Useful for foragers If you are an enthusiast for cooking, native hedgerows can offer an array of interesting wild ingredients. Take advantage of these fruits to make classic sloe gin, flavoured vodkas, jams, jellies and preserves that reflect the hedgerow flavour.


Our Top Native Hedging

1. Beech - Beech is an ideal hedging choice for UK gardens, with beautiful wavy margined leaves that start out in a pale green shade and then turn to glossy dark green. In autumn, the colour changes from yellow to orange-brown, adding a touch of vibrancy. Not only does it look fantastic, but it also provides a year-round habitat for wildlife.

2. Blackthorn - Prunus spinosa, more commonly known as blackthorn or sloe, is an attractive spiny shrub or tree native to the UK. In early springtime, you'll be delighted by its bowl-shaped white flowers, followed by its characteristic deep green leaves. Sloes can be harvested in late September or October, providing a distinct and edible treat.

3. Hawthorn - Hawthorn 'Crataegus monogyna' is a widely dispersed deciduous tree. It flowers during May and can grow as tall as 3m as a hedge. The hawthorn can also be easily cultivated as a small single-stem tree. The flowers of Hawthorn make it an attractive addition to any rural countryside hedge.

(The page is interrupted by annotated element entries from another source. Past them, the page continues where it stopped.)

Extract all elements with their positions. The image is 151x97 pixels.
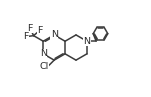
Text: Cl: Cl — [39, 62, 48, 71]
Text: F: F — [27, 24, 33, 33]
Text: F: F — [24, 32, 29, 41]
Text: N: N — [51, 30, 58, 39]
Text: F: F — [37, 26, 43, 35]
Text: N: N — [40, 49, 47, 58]
Text: N: N — [83, 37, 90, 46]
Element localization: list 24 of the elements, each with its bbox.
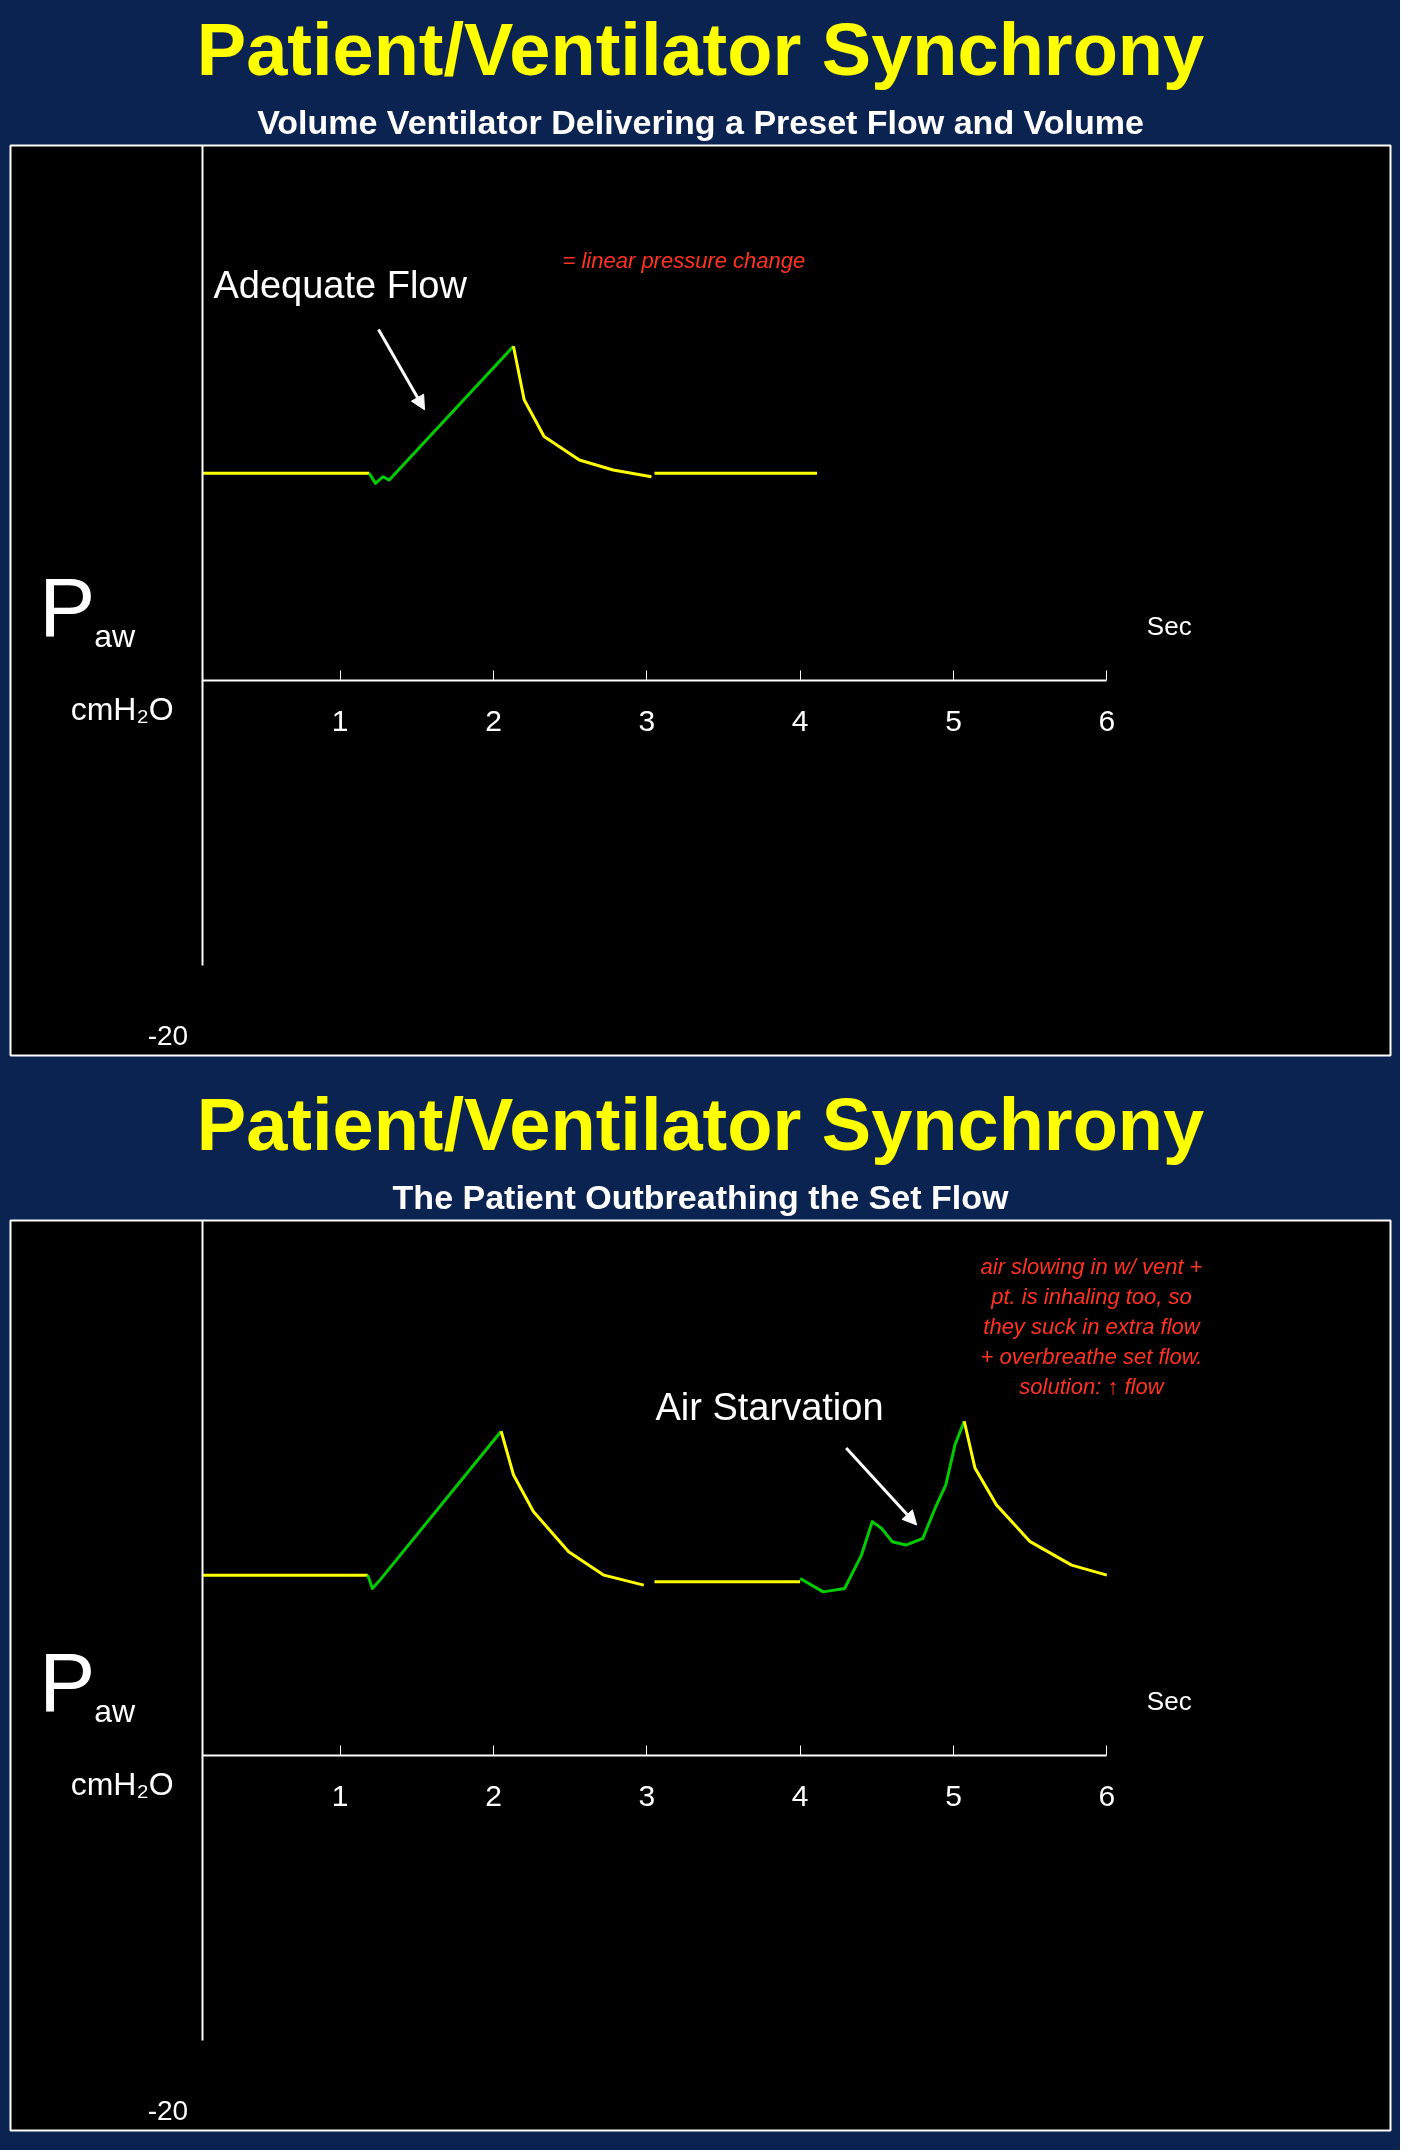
chart-subtitle: Volume Ventilator Delivering a Preset Flow and Volume: [257, 102, 1144, 141]
x-tick-label: 5: [945, 703, 962, 737]
text: -20: [147, 2094, 189, 2126]
x-tick-label: 1: [331, 703, 349, 737]
x-tick-label: 6: [1098, 703, 1116, 737]
text: -20: [147, 1019, 189, 1051]
chart-title: Patient/Ventilator Synchrony: [196, 7, 1205, 91]
chart-subtitle: The Patient Outbreathing the Set Flow: [392, 1177, 1009, 1216]
x-axis-title: Sec: [1146, 1685, 1192, 1716]
x-tick-label: 3: [638, 1778, 656, 1812]
x-axis-title: Sec: [1146, 610, 1192, 641]
text: air slowing in w/ vent + pt. is inhaling too, so they suck in extra flow + overbreathe set flow. solution: ↑ flow: [980, 1253, 1203, 1399]
annotation: Air Starvation: [655, 1385, 884, 1428]
x-tick-label: 2: [485, 1778, 502, 1812]
x-tick-label: 6: [1098, 1778, 1116, 1812]
text: = linear pressure change: [562, 247, 806, 273]
x-tick-label: 4: [791, 703, 809, 737]
x-tick-label: 3: [638, 703, 656, 737]
chart-title: Patient/Ventilator Synchrony: [196, 1082, 1205, 1166]
x-tick-label: 4: [791, 1778, 809, 1812]
text: Adequate Flow: [213, 264, 468, 307]
x-tick-label: 1: [331, 1778, 349, 1812]
x-tick-label: 5: [945, 1778, 962, 1812]
x-tick-label: 2: [485, 703, 502, 737]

4. Dogwood - Dogwood 'Cornus sanguinea' is a beautiful deciduous shrub that can be seen dotting the hedges and woodlands of the UK. It has white flowers in the summer, followed by black berries. Its striking red-orange winter stems are truly its defining characteristic. Plant Dogwood to bring an attractive and varied colour all year round.

5. Holly - Ilex aquifolium, also known as English Holly, is an evergreen, slow-growing tree with a remarkable lifespan of up to 300 years. This hardy plant is often found in woodlands and is a popular choice for mixed native hedging. Its dark green and glossy leaves remain throughout the year, and its young plants possess spiky leaves. This attractive species will bring interest and natural beauty to any garden with its seasonal colour changes.

4. Hornbeam - The Common Hornbeam is a deciduous tree part of the Betulaceae family that can grow to heights of 4 metres as a hedge. It prefers a well-lit shade and has a shallow, widespread root system, making it easy to shape with pruning. Its foliage is dense, and its leaves range from yellow to russet brown in autumn.

4. Box - The Box (Buxus sempervirens) is a popular evergreen shrub natively found in the south of the UK, with the best wild population being Box Hill in Surrey. It is mainly used for hedging and topiary due to its dense foliage, making it easy to shape and ornate while providing year-round colour in the garden.

Yew - This highly popular award-winning ornamental tree, the English Yew 'Taxus Baccata', is a beautiful, dense, evergreen conifer that is easy to trim, shape and maintain. Growing between 3-8 metres, it can be used as a single specimen plant or in groups to create hedges up to 2 metres high.